Hawija, a mainly Sunni Arab city some 55 km southwest of Kirkuk, is where the extremist group notoriously paraded at least 18 Peshmerga soldiers in metal cages in early 2015, as was seen in a propaganda video released by ISIS. Hawija is located in one of the disputed territories claimed by Erbil and Baghdad.
The Coalition says the decision to commence Hawija operations ultimately lies in the hands of Iraqi Prime Minister Haider al-Abadi, who is also commander in chief of the armed forces.
Dillon estimates that there are fewer than 1,000 fighters in the Hawija area.
Kurdish officials have repeatedly expressed dissatisfaction over delays in launching the offensive.
In the course of the past few months, ISIS has been carrying out deadly hit-and-run operations against the Peshmerga and civilians in the regions south and west of Kirkuk, particularly in Tuz Khurmatu and Daquq.

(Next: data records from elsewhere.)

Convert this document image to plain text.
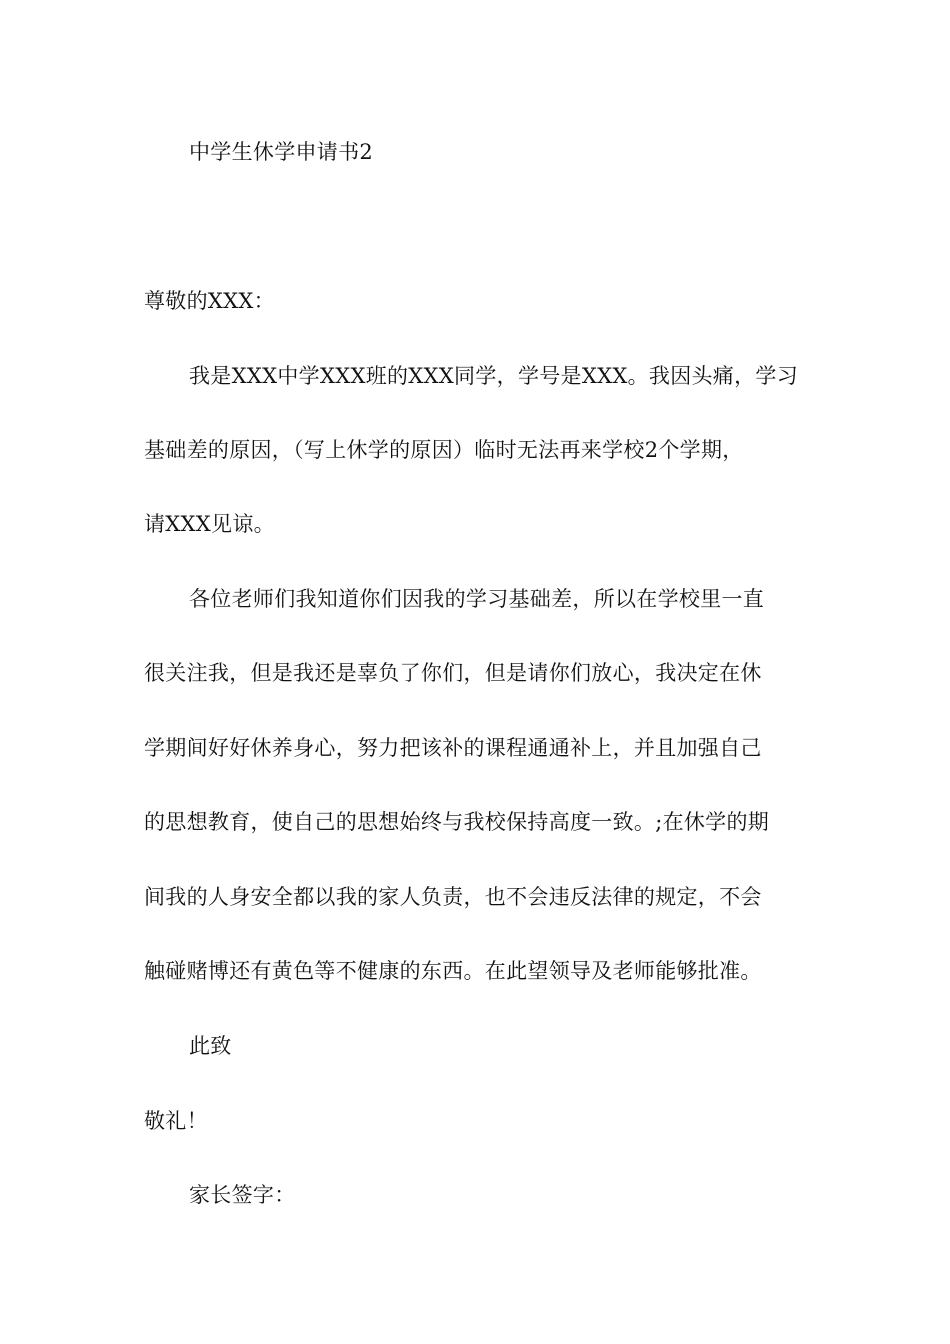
中学生休学申请书2
尊敬的XXX：
我是XXX中学XXX班的XXX同学，学号是XXX。我因头痛，学习
基础差的原因，（写上休学的原因）临时无法再来学校2个学期，
请XXX见谅。
各位老师们我知道你们因我的学习基础差，所以在学校里一直
很关注我，但是我还是辜负了你们，但是请你们放心，我决定在休
学期间好好休养身心，努力把该补的课程通通补上，并且加强自己
的思想教育，使自己的思想始终与我校保持高度一致。;在休学的期
间我的人身安全都以我的家人负责，也不会违反法律的规定，不会
触碰赌博还有黄色等不健康的东西。在此望领导及老师能够批准。
此致
敬礼！
家长签字：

Many of the militants came from the group's Hawija stronghold.
On Thursday, Kirkuk's Asayesh (security force) arrested two suspected ISIS militants in the town of Daquq, one of whom they state was the son of the head of a local Al-Qaeda branch.
Peshmerga have said that coordination with Hashd units is difficult
because they are not centralized. The Peshmerga controls area on five fronts
to the north and east of the Hawija pocket. They have said they are waiting "zero hour" and have been making preparations for the past two years.
Abadi countered and blamed
the delay on a lack of Peshmerga coordination between diverse Kurdish players.
Dillon, the Coalition spokesperson, summarized where ISIS still controls territory.
"Hawija is one of the final remaining ISIS strongholds. And outside of Hawija, then we have western Anbar. And in western Anbar, you've got, really, three or four towns, Annah, Rawa and Al-Qaim," he said.
He stated Iraq's security forces will "feed off of that success as we see this growing into Hawija."
Speaking to Rudaw TV on Friday, Dillon was asked if the Coalition believes ISIS has enough weapons in Hawija to defend their positions.
"We will always estimate that they will. We will plan for that. We always plan for the worst but hope for the best. If we see the operations that we just saw in Tal Afar that is the ultimate and desired outcome," Dillon said.
The Coalition has conducted 15 strikes in Hawija over the past week, Dillon explained, targeting ISIS headquarters, defensive fighting positions, vehicle-borne improvised explosive devices (VBIEDs) and car bomb factories.